Wastewater tends to be regarded as a highly capital-intensive infrastructure and technology problem, which has led to significant deferred maintenance and declining integrity of infrastructure. Additionally, municipal WWTPs face significant pressure to upgrade their facilities due to population growth, industrial expansion, and tightening of legislation, but face barriers that hinder rapid action.
It is estimated US $8 trillion will be required for global water resources infrastructure through 2030 (OECD, 2017) . Norway alone has over 1,900 Wastewater Treatment Plants (WWTPs) requiring upgrading by 2040, costing an estimated 186 billion NOK (US $17.9 billion) . Stricter EU regulations from 2024 could make this several times greater. Ranked by the UN’s SDG 6.2, Norway is 6th lowest in Europe, despite having the world’s largest sovereign wealth fund, a reputation for abundant natural resources, and its “pure” natural beauty being the primary tourism draw.
Progress Update
Partnership Opportunities
Financial resources: renasys seeks to close its first external investment round by the end of 2023 to fuel market expansion and scale impact.
Implementation partners: Engineering, construction entities that can support the development, build, and implementation of WRRF projects of the future. renasys also seeks to attract purpose-driven, top talent to their team to achieve Mission ZERO.

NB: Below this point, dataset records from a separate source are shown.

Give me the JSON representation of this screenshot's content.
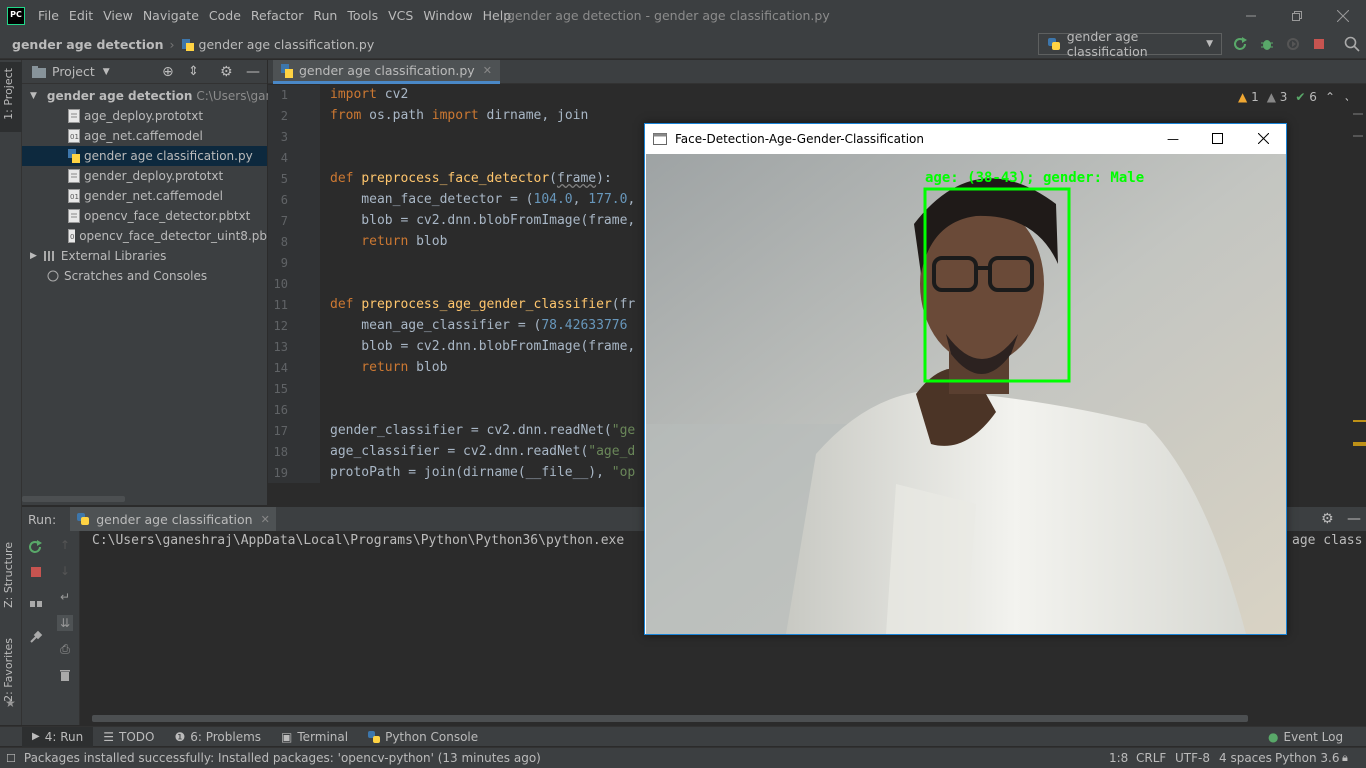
{
  "menubar": {
    "items": [
      "File",
      "Edit",
      "View",
      "Navigate",
      "Code",
      "Refactor",
      "Run",
      "Tools",
      "VCS",
      "Window",
      "Help"
    ],
    "window_title": "gender age detection - gender age classification.py"
  },
  "navbar": {
    "project": "gender age detection",
    "file": "gender age classification.py",
    "run_config": "gender age classification"
  },
  "sidebar": {
    "project_tab": "1: Project",
    "structure_tab": "Z: Structure",
    "favorites_tab": "2: Favorites"
  },
  "project": {
    "title": "Project",
    "root": "gender age detection",
    "root_path": "C:\\Users\\ganes",
    "files": [
      "age_deploy.prototxt",
      "age_net.caffemodel",
      "gender age classification.py",
      "gender_deploy.prototxt",
      "gender_net.caffemodel",
      "opencv_face_detector.pbtxt",
      "opencv_face_detector_uint8.pb"
    ],
    "external": "External Libraries",
    "scratches": "Scratches and Consoles"
  },
  "editor": {
    "tab": "gender age classification.py",
    "line_numbers": [
      "1",
      "2",
      "3",
      "4",
      "5",
      "6",
      "7",
      "8",
      "9",
      "10",
      "11",
      "12",
      "13",
      "14",
      "15",
      "16",
      "17",
      "18",
      "19"
    ],
    "inspections": {
      "warnings": "1",
      "weak": "3",
      "ok": "6"
    }
  },
  "code": {
    "l1_kw": "import",
    "l1_rest": " cv2",
    "l2_kw1": "from",
    "l2_mid": " os.path ",
    "l2_kw2": "import",
    "l2_rest": " dirname, join",
    "l5_kw": "def",
    "l5_fn": "preprocess_face_detector",
    "l5_open": "(",
    "l5_par": "frame",
    "l5_close": "):",
    "l6_a": "    mean_face_detector = (",
    "l6_n1": "104.0",
    "l6_c": ", ",
    "l6_n2": "177.0",
    "l6_d": ",",
    "l7": "    blob = cv2.dnn.blobFromImage(frame,",
    "l8_kw": "    return",
    "l8_rest": " blob",
    "l11_kw": "def",
    "l11_fn": "preprocess_age_gender_classifier",
    "l11_rest": "(fr",
    "l12_a": "    mean_age_classifier = (",
    "l12_n": "78.42633776",
    "l13": "    blob = cv2.dnn.blobFromImage(frame,",
    "l14_kw": "    return",
    "l14_rest": " blob",
    "l17_a": "gender_classifier = cv2.dnn.readNet(",
    "l17_s": "\"ge",
    "l18_a": "age_classifier = cv2.dnn.readNet(",
    "l18_s": "\"age_d",
    "l19_a": "protoPath = join(dirname(__file__), ",
    "l19_s": "\"op"
  },
  "run": {
    "label": "Run:",
    "tab": "gender age classification",
    "console_line": "C:\\Users\\ganeshraj\\AppData\\Local\\Programs\\Python\\Python36\\python.exe",
    "console_tail": "age class"
  },
  "bottom_tabs": {
    "run": "4: Run",
    "todo": "TODO",
    "problems": "6: Problems",
    "terminal": "Terminal",
    "python_console": "Python Console",
    "event_log": "Event Log"
  },
  "status": {
    "message": "Packages installed successfully: Installed packages: 'opencv-python' (13 minutes ago)",
    "position": "1:8",
    "line_sep": "CRLF",
    "encoding": "UTF-8",
    "indent": "4 spaces",
    "interpreter": "Python 3.6"
  },
  "cv_window": {
    "title": "Face-Detection-Age-Gender-Classification",
    "overlay_label": "age: (38-43); gender: Male"
  },
  "colors": {
    "accent": "#4a88c7",
    "detection_box": "#00ff00",
    "ide_bg": "#2b2b2b",
    "panel_bg": "#3c3f41"
  }
}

Best practice information: business and scientific community actors who can support, peer-review, and further improve the work and Mission ZERO opportunities ahead.
Media support: Critical to both boost impact of renasys, while inspiring young professionals around the world to make water / wastewater their industry of choice when thinking about ‘what do I want to be when I grow up’
renasys offers best practice information and implementing partners for those interested in exploring the technology.